Unlike at the regional, when some sections were curtained off, NCAA officials will sell all available permanent seats at the Final Four. Capacity will be roughly 80,000 without selling any standing-room-only seats that the Cowboys offer as party passes during home games.

“Right now, they have said it will be the exact same as it was at the regional,” Anderson said. “They liked the way it fit in and flowed. I’m sure they could always change that, if they wanted. I don’t think we actually need to add any more seats. But we won’t know until we’re further into it.”

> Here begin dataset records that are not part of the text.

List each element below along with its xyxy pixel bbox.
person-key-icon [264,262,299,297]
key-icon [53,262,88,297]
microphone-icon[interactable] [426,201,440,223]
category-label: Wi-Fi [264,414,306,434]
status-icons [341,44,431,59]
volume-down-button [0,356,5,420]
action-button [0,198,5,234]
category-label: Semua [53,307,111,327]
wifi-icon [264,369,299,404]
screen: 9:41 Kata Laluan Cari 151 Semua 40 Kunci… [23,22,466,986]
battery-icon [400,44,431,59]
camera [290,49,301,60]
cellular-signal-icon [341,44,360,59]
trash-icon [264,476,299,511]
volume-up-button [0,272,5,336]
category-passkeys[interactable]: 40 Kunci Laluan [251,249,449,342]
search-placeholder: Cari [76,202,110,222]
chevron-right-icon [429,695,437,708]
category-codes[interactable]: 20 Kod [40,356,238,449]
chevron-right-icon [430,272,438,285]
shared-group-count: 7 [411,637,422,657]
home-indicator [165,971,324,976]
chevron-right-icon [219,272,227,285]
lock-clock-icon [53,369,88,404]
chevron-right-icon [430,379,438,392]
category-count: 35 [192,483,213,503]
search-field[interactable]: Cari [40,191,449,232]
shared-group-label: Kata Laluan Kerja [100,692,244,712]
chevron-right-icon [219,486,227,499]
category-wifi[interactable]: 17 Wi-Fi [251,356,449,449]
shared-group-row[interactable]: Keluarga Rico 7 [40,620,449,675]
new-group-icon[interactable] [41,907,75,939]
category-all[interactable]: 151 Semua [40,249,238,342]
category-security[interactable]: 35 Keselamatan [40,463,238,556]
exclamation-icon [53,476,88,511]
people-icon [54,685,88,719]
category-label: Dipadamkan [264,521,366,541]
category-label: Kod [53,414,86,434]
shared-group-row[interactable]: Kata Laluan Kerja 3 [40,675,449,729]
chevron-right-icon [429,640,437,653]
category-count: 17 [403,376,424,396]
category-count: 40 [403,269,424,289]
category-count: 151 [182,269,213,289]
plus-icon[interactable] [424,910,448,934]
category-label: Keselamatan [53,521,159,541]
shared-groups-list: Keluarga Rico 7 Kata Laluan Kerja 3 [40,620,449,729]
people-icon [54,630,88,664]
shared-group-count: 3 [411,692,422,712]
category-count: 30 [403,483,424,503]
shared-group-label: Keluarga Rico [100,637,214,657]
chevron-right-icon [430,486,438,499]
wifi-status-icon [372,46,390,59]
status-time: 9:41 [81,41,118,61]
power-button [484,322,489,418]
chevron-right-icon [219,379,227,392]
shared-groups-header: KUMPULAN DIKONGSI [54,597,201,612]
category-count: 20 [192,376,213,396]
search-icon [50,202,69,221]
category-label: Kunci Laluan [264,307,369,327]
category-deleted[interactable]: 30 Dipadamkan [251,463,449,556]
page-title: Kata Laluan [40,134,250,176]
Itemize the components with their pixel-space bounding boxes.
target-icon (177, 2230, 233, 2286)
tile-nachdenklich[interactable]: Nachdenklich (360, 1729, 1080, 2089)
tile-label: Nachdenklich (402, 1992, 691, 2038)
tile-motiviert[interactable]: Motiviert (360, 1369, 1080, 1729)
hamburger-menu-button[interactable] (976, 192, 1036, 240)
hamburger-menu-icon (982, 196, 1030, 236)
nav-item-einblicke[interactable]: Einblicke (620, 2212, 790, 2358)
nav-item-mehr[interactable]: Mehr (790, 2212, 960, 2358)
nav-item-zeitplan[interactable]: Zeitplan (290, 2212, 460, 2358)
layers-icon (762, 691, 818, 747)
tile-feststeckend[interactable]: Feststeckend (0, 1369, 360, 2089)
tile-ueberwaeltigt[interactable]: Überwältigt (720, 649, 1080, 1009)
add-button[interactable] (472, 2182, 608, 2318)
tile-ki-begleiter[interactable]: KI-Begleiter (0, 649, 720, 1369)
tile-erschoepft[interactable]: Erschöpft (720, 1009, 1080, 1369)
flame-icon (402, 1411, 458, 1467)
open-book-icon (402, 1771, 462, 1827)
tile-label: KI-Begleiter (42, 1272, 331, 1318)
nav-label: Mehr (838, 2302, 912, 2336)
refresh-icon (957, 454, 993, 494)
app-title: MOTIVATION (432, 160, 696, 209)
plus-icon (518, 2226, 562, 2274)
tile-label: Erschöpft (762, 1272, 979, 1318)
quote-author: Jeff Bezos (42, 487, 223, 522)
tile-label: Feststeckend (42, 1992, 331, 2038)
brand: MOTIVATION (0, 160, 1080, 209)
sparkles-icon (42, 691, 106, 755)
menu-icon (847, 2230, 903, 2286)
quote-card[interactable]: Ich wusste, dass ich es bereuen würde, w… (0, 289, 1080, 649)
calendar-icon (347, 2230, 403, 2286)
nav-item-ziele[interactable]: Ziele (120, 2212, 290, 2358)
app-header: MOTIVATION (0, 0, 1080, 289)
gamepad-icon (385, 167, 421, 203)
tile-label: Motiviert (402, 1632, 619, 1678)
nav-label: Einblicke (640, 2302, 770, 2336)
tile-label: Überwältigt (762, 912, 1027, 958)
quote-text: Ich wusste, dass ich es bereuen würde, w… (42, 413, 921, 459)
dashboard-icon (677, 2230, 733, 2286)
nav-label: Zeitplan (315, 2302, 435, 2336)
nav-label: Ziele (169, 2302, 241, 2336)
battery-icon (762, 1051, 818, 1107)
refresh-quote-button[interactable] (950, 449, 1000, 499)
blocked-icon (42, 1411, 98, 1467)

Allen said a final decision on capacity is not likely until February and could vary, depending upon advance ticket orders.

“The NCAA may make the decision to use the platforms [in the end zones] as standing-room-only,” Allen said. “If they allow that, it will enable us to increase the attendance even more.”

But the primary focus, said Anderson, is doing it big and doing it right. With a greater emphasis on doing it right.

Fay said local organizers plan to remind area restaurants and hotel kitchens to stay open later during Final Four weekend — the Saturday night semifinals session in Atlanta ended well after midnight — to make sure they maximize business opportunities. The primary fan complaint from last month’s Final Four was lack of available late-night dining and entertainment options in downtown Atlanta after the games ended.

L.J. Wright, the NCAA’s director of championships, alliances and operations, took part in last month’s site visit to North Texas and has been complimentary about plans for the 2014 Final Four and the Big 12’s track record as host of NCAA Tournament sites. Allen said local officials are excited about being “on the clock” for the next 11 months after years of long-term planning.

“The reality has set in. It’s no longer long-term planning. We’re in the planning stages now and it’s just time to do the job,” Allen said. “Once we know where the venues are for the Big Dance and Bracket Town, that’s like finding the corner pieces of the puzzle. After that, everything else falls into place.”